Pages

Consumo e tédio



O atual refluxo da economia brasileira começa a se espraiar emocionalmente pela sociedade. Quando parte expressiva da população experimenta, ao longo dos anos, facilidade para consumir bens e serviços e, de repente, sente o reverso dessa sensação de “bem estar”, naturalmente começa a viver um sentimento de frustração difusa. 
A reação das grandes massas é a de recompor ganhos para manter, ao mínimo possível, sua capacidade de consumir, ou seja, de manter expectativas em torno da satisfação de seus desejos materiais. O consumismo como valor moral tem esse problema: ele se auto-alimenta como se fosse uma força interior que mensura o nosso maior ou menor grau de felicidade perante a vida. 
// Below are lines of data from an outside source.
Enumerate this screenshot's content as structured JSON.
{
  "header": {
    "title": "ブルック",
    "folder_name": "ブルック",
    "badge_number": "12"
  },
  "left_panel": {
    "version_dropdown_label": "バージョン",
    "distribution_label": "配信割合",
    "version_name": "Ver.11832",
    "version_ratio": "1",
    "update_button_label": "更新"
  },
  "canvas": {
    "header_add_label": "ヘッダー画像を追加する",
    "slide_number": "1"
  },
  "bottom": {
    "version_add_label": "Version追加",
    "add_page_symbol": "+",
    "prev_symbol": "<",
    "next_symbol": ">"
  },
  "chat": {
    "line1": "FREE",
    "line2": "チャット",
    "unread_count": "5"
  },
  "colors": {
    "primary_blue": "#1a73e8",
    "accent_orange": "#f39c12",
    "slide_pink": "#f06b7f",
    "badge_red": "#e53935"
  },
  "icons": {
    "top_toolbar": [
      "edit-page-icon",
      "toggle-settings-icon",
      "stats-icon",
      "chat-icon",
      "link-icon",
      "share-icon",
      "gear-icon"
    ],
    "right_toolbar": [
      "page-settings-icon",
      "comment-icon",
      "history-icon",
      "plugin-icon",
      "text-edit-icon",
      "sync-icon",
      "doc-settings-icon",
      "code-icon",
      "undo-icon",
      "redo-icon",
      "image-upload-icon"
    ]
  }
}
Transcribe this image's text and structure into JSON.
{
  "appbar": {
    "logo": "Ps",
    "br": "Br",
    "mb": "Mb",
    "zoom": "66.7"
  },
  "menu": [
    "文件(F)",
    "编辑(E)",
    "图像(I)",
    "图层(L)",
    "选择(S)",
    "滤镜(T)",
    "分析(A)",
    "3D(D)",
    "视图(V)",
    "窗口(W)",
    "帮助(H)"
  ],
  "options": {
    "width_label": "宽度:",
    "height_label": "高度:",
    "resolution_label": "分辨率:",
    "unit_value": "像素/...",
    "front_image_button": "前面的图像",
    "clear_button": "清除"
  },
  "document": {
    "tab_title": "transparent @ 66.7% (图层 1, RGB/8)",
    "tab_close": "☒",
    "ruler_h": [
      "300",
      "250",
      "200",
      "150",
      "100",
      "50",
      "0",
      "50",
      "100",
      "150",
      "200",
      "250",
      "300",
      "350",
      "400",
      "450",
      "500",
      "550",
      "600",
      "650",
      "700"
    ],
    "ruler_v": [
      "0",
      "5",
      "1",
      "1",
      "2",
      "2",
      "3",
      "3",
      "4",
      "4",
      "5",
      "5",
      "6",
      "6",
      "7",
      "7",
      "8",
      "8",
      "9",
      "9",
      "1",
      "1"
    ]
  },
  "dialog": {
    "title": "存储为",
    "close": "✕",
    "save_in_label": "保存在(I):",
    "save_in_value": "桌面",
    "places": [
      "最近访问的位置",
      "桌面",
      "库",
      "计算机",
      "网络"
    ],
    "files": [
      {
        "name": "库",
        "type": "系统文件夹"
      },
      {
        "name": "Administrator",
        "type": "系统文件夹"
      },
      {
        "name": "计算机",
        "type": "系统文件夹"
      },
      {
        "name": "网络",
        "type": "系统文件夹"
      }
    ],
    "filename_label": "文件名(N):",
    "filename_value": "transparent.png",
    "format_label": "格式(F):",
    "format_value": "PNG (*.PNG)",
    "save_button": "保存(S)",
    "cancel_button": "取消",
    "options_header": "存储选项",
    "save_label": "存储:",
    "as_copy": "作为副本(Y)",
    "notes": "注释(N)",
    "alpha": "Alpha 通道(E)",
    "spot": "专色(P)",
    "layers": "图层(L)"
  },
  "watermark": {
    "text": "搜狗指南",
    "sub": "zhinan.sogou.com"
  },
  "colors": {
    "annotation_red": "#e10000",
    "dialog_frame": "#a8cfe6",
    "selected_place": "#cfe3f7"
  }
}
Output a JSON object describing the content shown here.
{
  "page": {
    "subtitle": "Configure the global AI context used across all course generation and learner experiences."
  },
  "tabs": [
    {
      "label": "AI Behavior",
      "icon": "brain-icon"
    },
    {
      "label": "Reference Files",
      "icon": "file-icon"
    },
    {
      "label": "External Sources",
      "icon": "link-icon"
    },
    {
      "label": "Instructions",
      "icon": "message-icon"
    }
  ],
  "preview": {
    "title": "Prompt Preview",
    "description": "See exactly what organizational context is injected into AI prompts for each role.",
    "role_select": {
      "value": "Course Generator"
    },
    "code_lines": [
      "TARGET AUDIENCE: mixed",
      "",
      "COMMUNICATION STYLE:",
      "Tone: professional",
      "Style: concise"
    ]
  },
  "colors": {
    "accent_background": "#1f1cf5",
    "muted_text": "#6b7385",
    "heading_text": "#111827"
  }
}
Estimulado com crédito fácil e barato – como ocorreu no Lulismo – contingentes populacionais, que nunca haviam experimentado as delícias de consumir na base das 60 prestações mensais, foram à luta, criando um caldo cultural que se transmudou no fenômeno da emergência da classe C. 
Os economistas e cientistas políticos estão nos últimos tempos escrevendo análises percucientes sobre o assunto. A leitura desses trabalhos tem fornecido uma visão sombria sobre o que ocorrerá num futuro não muito distante. Não é preciso ler Schopenhauer para compreender que vontade e representação se imbricam num só fenômeno.
Há quase unanimidade sobre o que ocorreu e o que poderá ocorrer neste quadrante histórico. Noutras palavras, o governo ligou a todo vapor a máquina de fabricar dinheiro, sem se importar com a cobrança da materialidade da conta quando houvesse refluxo na economia mundial. 
É inútil lembrar agora que o futuro chegou. Os governos são pressionados a reajustar salários – o consumismo é um vício, certo? -, os empresários e a população reclamam dos aumentos das tarifas e dos impostos, os negócios se retraem por causa da redução de compradores, ou seja, tudo isso vai se refletindo no cotidiano como num circulo vicioso de reação em cadeia, num processo que levará ao aumento do desemprego e de uma forçosa redução ( realista) da base monetária. 
Diante desse quadro complexo e irracional o governo se vê na contingência irredutível de fazer o famoso ajuste fiscal (que significa aumentar impostos para melhorar as contas públicas e reduzir o dinheiro do bolso dos consumidores) numa tentativa infrene de explicar ao cidadão que o momento de alegria passou e agora é a vez da dor e do sofrimento. 
Tente convencer um viciado em estado de excitação que você, sem mais nem menos, tirará aquilo que lhe fornece uma memória de coisa boa: ele ficará revoltado, entrará em crise de abstinência e tentará canalizar suas frustrações contra alguém ou algum ente responsável pelas suas agruras. 
Combine tudo isso com denúncias de corrupção e fastio nababesco de líderes políticos que se aproveitaram da “onda de bonança”, quando todo mundo tava distraído na balada, para roubar como nunca se viu antes na história deste País. Claro que isso provoca ondas de revolta, recalques e insanidades do tipo “retorno dos militares ao poder”.
O ódio contra a classe política, especificamente contra o PT, faz parte de uma fenomenologia que não nasceu por geração espontânea. De nada adianta militantes partidários – em completo desespero – alegarem que o PT “não inventou a corrupção”, que houve “ganhos sociais” nos últimos anos e que pedir a saída de Dilma é golpe.
Primeiro, isso é uma evidente confissão de culpa; segundo, olhando por esse prisma, a corrupção nasceu verdadeiramente com os primeiros sinais de manifestação da racionalidade humana. A questão, companheiros, é outra: o PT transformou o Estado brasileiro num instrumento exclusivo de transações nebulosas, apropriando-se de um naco expressivo do PIB para atender a ganância de uma super-elite incrustada no partido e em seu entorno. 
O drama é que isso coincidiu com um momento histórico em que grandes parcelas sociais experimentaram e tiveram a sensação de gozo com a compra de bens (materiais e culturais) que só o dinheiro proporciona. Ou seja, na base da indignação moral com a corrupção encontra-se o elemento comparativo das coisas que posso adquirir com os recursos que “esses caras querem surrupiar”. Simples assim. A sociedade hobessiana que vivemos não gosta de ver Lula, Dirceu, Vaccari e tantos outros, quase sem esforço nenhum, tornarem-se milionários com o seu, o meu e o nosso dinheirinho. 
Esse sentimento transformou-se num movimento poderoso. Argumentos à esquerda são inúteis. No Darwinismo em que vivemos, a direita ganhará cada vez mais espaço e, certamente, dará o tom político nas próximas eleições. Esses são os fatos. Quem não gostar deles, é melhor procurar consolo no tédio.